Je tournai la poignée et ouvris la porte. J’entrai dans une pièce plongée dans le noir le plus total. Madame Clara pressa sur l’interrupteur et la lumière s’alluma, dévoilant une petite pièce carrée dont les murs étaient peints en noir avec des motifs rouges au centre de laquelle trônait un large lit à baldaquin. Il était entouré de longs rideaux de tulle rouge et était recouvert d’un drap de satin noir. A côté du lit, il y avait un petit meuble noir dont les portes fermées m’empêchaient de voir le contenu. Et contre le mur en face, il y avait une étagère de bois noir dont l’intérieur des compartiments était peint en rouge et dans lesquels étaient disposés avec soin une collection de godemichets de différentes tailles, de différentes formes et de différentes longueurs. En voyant ces sex-toys, j’ai commencé à avoir peur de savoir dans quoi j’avais mis les pieds.


— Bienvenue dans la salle rouge et noire, déclara Madame Clara. Ici, vous allez être mis à rude épreuve, car j’ai pour habitude de garder mes invités aussi longtemps que nécessaire pour qu’ils puissent accueillir chacun de ces jouets.

— Je ne suis pas tellement attiré par ce genre de choses, tentai-je de dire.

— Vous avez pourtant accepté les conditions. Vous savez donc que vous ne pouvez plus revenir en arrière. On était d’accord sur ce point, me répondit Madame Clara, dont le sourire avait quitté son visage et avait laissé place à une expression dure et volontaire.

— Oui, mais...

— Silence.


Elle m’avait donné cet ordre sur un ton extrêmement froid, sans hausser la voix, presque en le chuchotant. Mais ce mot avait claqué à mes oreilles tel un coup de fouet.


— Allongez-vous sur le lit.


Je me couchai sur le dos, allongé sur ce drap de satin d’une douceur inattendue.


— Retournez-vous, me dit-elle sur un ton qui ne laissait d’autre choix que celui de s’exécuter.


Elle tira de sous le drap de satin une fine chaîne dont l’extrémité devait être fixée dans le bois du lit. L’autre bout se terminait par une menotte qu’elle referma sur mon poignet. Elle sortit une deuxième menotte depuis l’autre bord du lit et m’attacha l’autre poignet, puis, enfin, une longue chaîne qui se séparait pour devenir deux menottes en cuir, venant du haut du baldaquin, qu’elle fixa à me chevilles.


— Je dois m’assurer que vous n’allez pas vous enfuir. Il est tard et je vais vous laisser dormir. Votre entraînement commencera demain. Reposez-vous bien, me dit-elle avant de quitter la chambre, en pressant sur l’interrupteur.
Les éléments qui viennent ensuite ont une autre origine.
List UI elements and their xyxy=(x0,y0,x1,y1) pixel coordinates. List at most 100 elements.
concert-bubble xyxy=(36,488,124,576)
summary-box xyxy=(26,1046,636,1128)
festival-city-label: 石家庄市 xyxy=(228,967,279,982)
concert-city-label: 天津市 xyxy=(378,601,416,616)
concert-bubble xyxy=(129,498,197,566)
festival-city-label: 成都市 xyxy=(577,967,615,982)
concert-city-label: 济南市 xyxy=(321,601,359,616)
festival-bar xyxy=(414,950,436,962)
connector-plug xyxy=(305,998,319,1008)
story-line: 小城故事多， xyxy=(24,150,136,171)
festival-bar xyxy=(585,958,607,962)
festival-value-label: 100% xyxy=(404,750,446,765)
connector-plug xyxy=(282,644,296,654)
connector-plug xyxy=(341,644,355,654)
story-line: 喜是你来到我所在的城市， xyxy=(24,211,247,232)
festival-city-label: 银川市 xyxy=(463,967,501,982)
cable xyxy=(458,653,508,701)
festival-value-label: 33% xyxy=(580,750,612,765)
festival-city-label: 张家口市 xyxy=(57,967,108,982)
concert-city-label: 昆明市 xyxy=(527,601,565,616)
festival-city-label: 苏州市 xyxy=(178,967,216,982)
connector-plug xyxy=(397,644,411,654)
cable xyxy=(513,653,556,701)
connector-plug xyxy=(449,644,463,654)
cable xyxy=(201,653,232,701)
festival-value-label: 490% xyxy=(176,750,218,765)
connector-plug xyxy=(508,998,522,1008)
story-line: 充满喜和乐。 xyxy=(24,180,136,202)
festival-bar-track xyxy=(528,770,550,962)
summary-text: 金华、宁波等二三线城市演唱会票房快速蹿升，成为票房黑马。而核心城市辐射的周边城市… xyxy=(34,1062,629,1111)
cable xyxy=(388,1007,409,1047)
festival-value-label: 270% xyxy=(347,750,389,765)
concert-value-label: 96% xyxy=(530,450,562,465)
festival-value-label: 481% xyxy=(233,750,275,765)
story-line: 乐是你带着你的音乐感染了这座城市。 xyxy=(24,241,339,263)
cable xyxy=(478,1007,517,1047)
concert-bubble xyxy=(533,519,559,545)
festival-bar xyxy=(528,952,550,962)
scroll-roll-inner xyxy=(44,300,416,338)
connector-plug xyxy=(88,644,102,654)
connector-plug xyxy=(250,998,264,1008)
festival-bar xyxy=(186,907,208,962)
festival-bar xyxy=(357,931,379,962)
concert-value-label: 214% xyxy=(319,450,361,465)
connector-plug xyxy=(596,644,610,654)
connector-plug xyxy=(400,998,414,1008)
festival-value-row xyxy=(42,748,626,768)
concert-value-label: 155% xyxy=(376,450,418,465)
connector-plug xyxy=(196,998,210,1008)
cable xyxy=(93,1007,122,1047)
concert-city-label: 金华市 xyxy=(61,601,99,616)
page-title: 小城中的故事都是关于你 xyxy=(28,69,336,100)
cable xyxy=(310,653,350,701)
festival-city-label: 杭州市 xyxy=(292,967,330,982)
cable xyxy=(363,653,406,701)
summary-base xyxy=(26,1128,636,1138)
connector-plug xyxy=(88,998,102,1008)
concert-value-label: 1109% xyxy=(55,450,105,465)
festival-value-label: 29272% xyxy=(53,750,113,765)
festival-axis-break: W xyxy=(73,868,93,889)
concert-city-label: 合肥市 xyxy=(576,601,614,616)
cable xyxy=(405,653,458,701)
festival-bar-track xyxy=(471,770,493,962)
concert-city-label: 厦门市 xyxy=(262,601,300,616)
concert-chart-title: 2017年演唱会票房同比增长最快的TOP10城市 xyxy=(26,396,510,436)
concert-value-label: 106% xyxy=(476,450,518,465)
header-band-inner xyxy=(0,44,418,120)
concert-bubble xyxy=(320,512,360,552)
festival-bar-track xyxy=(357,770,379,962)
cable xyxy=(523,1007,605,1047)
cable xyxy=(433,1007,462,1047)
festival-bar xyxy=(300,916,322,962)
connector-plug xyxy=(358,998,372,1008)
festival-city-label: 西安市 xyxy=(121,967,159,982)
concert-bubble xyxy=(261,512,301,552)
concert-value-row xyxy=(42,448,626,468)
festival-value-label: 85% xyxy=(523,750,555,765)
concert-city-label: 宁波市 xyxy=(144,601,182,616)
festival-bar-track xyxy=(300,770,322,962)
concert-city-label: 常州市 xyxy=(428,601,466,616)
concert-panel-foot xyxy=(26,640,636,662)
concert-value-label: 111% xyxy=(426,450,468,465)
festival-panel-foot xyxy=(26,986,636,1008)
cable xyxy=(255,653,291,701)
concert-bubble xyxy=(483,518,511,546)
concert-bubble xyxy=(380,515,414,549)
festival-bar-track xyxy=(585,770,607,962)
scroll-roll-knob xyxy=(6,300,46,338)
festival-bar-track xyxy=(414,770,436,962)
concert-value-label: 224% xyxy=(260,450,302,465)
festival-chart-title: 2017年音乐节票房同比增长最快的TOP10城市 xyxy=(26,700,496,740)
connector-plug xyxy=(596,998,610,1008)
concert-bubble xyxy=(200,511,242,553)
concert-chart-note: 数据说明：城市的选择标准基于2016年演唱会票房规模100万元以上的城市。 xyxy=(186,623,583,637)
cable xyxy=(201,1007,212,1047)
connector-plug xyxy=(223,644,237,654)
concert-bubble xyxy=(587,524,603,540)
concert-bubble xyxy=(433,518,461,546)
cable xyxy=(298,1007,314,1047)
Je me retrouvais donc attaché sur un lit dans une salle de torture sexuelle chez ma nouvelle patronne. Mais à part ça, tout allait bien. Plus je m’habituais à l’obscurité et plus je pouvais distinguer les silhouettes de ces « jouets » sur le meuble face à moi. Je n’avais jamais été attiré par la sodomie, ni même l’insertion de quelque objet sur moi. Jamais je n’y avais même pensé. Et voir cette collection me faisait froid dans le dos. Je savais que dès le lendemain, j’y aurais droit. Pourquoi est-ce que j’avais accepté ces conditions ? Pourquoi avait-il fallu que je passe cette porte, sachant qu’il n’y avait pas de retour possible ?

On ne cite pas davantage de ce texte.